# Hay for Boer goats



## River Bend Farm (Jul 4, 2007)

Just wondering since I am new to the goat business and am trying to prepare for wintering my goats....how much hay do year old Boer goats eat each day or maybe each winter? I would hate not to be prepared :Bawling:


----------



## Bearfootfarm (Jul 13, 2006)

A good "starting point" is to figure on about 5 lbs per day per goat X the number of days youll be feeding them . Its better to get more than you need than to not have enough, since it will keep for a long time as long as its dry


----------



## Milk n' Honey (Aug 14, 2005)

We have 32 goats. Seven of those 32 goats are kids. So that leaves 25 adults. We actually figured 3 lbs/day x 32 because we didin't figure the kids would eat that much but we wanted to figure higher than we needed. Then, we took that number which is 96#/day and multiplied that times 30 for days in a month and that equals 2,880#/month. Then we figured feeding for 6 months so 2,880 x 6 = 17,280# of hay. We bought 18 round bales weighing around 1000# each.
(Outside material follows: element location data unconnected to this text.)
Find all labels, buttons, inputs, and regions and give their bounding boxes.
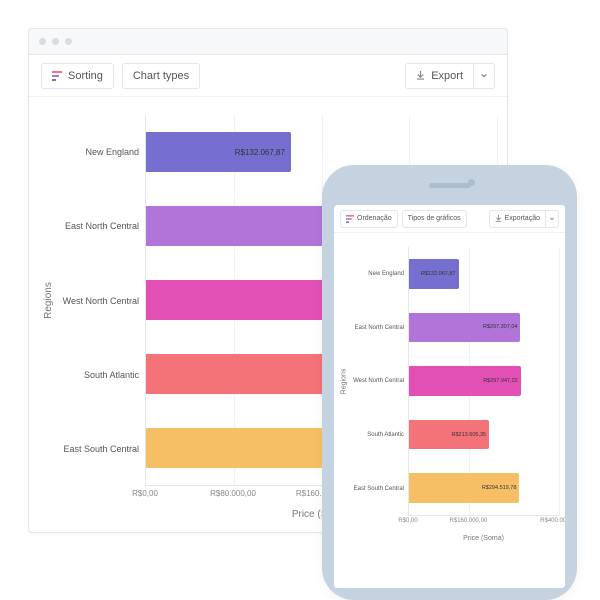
chart-area: Regions New England East North Central W… (334, 233, 565, 548)
category-label: East North Central (57, 189, 145, 263)
chart-types-button[interactable]: Tipos de gráficos (402, 210, 467, 228)
bar-value-label: R$132.067,87 (235, 148, 285, 157)
export-dropdown-button[interactable] (546, 210, 559, 228)
window-dot (65, 38, 72, 45)
category-label: East South Central (57, 412, 145, 486)
sorting-button[interactable]: Ordenação (340, 210, 398, 228)
download-icon (495, 215, 502, 222)
x-tick: R$400.000,00 (540, 518, 565, 524)
window-dot (52, 38, 59, 45)
bar-value-label: R$132.067,87 (421, 271, 456, 277)
sorting-button[interactable]: Sorting (41, 63, 114, 89)
bar-value-label: R$213.605,35 (452, 432, 487, 438)
toolbar: Ordenação Tipos de gráficos Exportação (334, 205, 565, 233)
category-label: West North Central (57, 263, 145, 337)
sorting-label: Ordenação (357, 215, 392, 222)
plot-area: R$132.067,87 R$297.307,04 R$297.947,22 R… (408, 247, 559, 516)
bar[interactable]: R$297.947,22 (409, 366, 521, 395)
window-dot (39, 38, 46, 45)
x-axis: R$0,00 R$160.000,00 R$400.000,00 Price (… (338, 516, 559, 542)
export-label: Export (431, 70, 463, 82)
category-label: East North Central (350, 301, 408, 355)
bar[interactable]: R$132.067,87 (146, 132, 291, 173)
y-axis-label-wrap: Regions (39, 115, 57, 486)
export-button[interactable]: Export (405, 63, 474, 89)
chevron-down-icon (480, 72, 488, 80)
bar-value-label: R$294.519,78 (482, 485, 517, 491)
chevron-down-icon (549, 216, 555, 222)
y-axis-label: Regions (341, 369, 348, 395)
chart-types-label: Chart types (133, 70, 189, 82)
x-tick: R$160.000,00 (450, 518, 488, 524)
y-axis-label: Regions (43, 282, 54, 319)
export-dropdown-button[interactable] (474, 63, 495, 89)
sort-icon (52, 71, 62, 81)
category-label: New England (350, 247, 408, 301)
chart-body: Regions New England East North Central W… (338, 247, 559, 516)
phone-mock: Ordenação Tipos de gráficos Exportação (322, 165, 577, 600)
x-tick: R$0,00 (132, 489, 158, 498)
x-tick: R$80.000,00 (210, 489, 256, 498)
x-axis-ticks: R$0,00 R$160.000,00 R$400.000,00 Price (… (408, 516, 559, 542)
bars: R$132.067,87 R$297.307,04 R$297.947,22 R… (409, 247, 559, 515)
x-axis-label: Price (Soma) (463, 535, 504, 542)
bar[interactable]: R$294.519,78 (409, 473, 519, 502)
chart-types-button[interactable]: Chart types (122, 63, 200, 89)
bar[interactable]: R$132.067,87 (409, 259, 459, 288)
y-axis-categories: New England East North Central West Nort… (57, 115, 145, 486)
export-button[interactable]: Exportação (489, 210, 546, 228)
export-split-button: Exportação (489, 210, 559, 228)
chart-types-label: Tipos de gráficos (408, 215, 461, 222)
bar-value-label: R$297.307,04 (483, 324, 518, 330)
download-icon (416, 71, 425, 80)
x-tick: R$0,00 (398, 518, 417, 524)
sorting-label: Sorting (68, 70, 103, 82)
category-label: West North Central (350, 355, 408, 409)
window-titlebar (29, 29, 507, 55)
export-split-button: Export (405, 63, 495, 89)
sort-icon (346, 215, 354, 223)
category-label: South Atlantic (57, 338, 145, 412)
category-label: South Atlantic (350, 408, 408, 462)
phone-screen: Ordenação Tipos de gráficos Exportação (334, 205, 565, 588)
toolbar: Sorting Chart types Export (29, 55, 507, 97)
category-label: East South Central (350, 462, 408, 516)
category-label: New England (57, 115, 145, 189)
bar-value-label: R$297.947,22 (483, 378, 518, 384)
y-axis-label-wrap: Regions (338, 247, 350, 516)
bar[interactable]: R$213.605,35 (409, 420, 489, 449)
bar[interactable]: R$297.307,04 (409, 313, 520, 342)
export-label: Exportação (505, 215, 540, 222)
y-axis-categories: New England East North Central West Nort… (350, 247, 408, 516)
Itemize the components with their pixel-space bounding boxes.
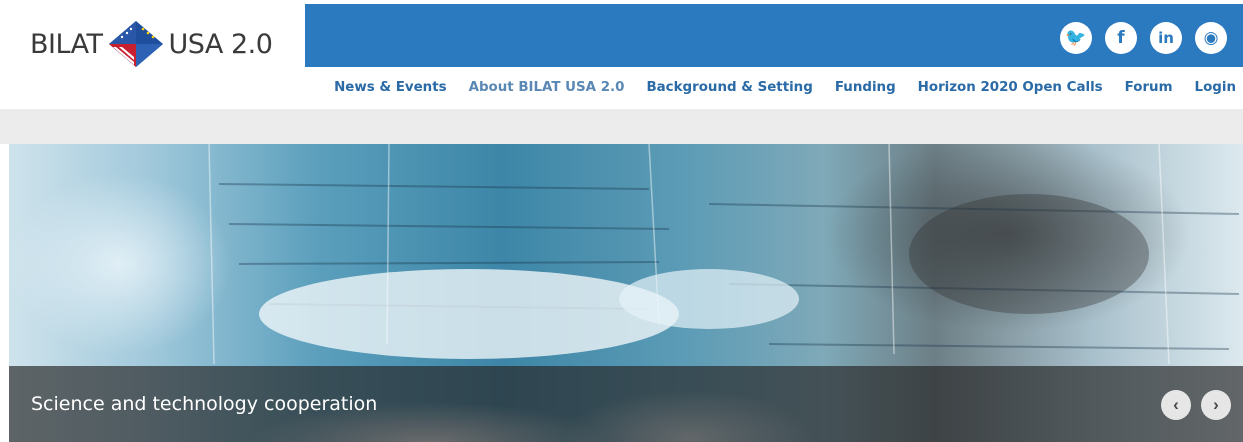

Thing is, it might be more like 7 months. We are also going to purchase 100 bales of grass hay and we have a couple more grass hay round bales coming that should hold us out until winter. Unfortunately, the pastures are not great due to the dry weather so we've had to supplement with grass hay round bales. They saved our butts for sure. So, we should have more than enough hay. If we run out though...hay prices might seem high now but I hate to have to pay for it in Feb./March!! Hopefully, next summer will bring better weather and lower hay prices. Also, we are going to plant our own in some of the pasture land we have.


----------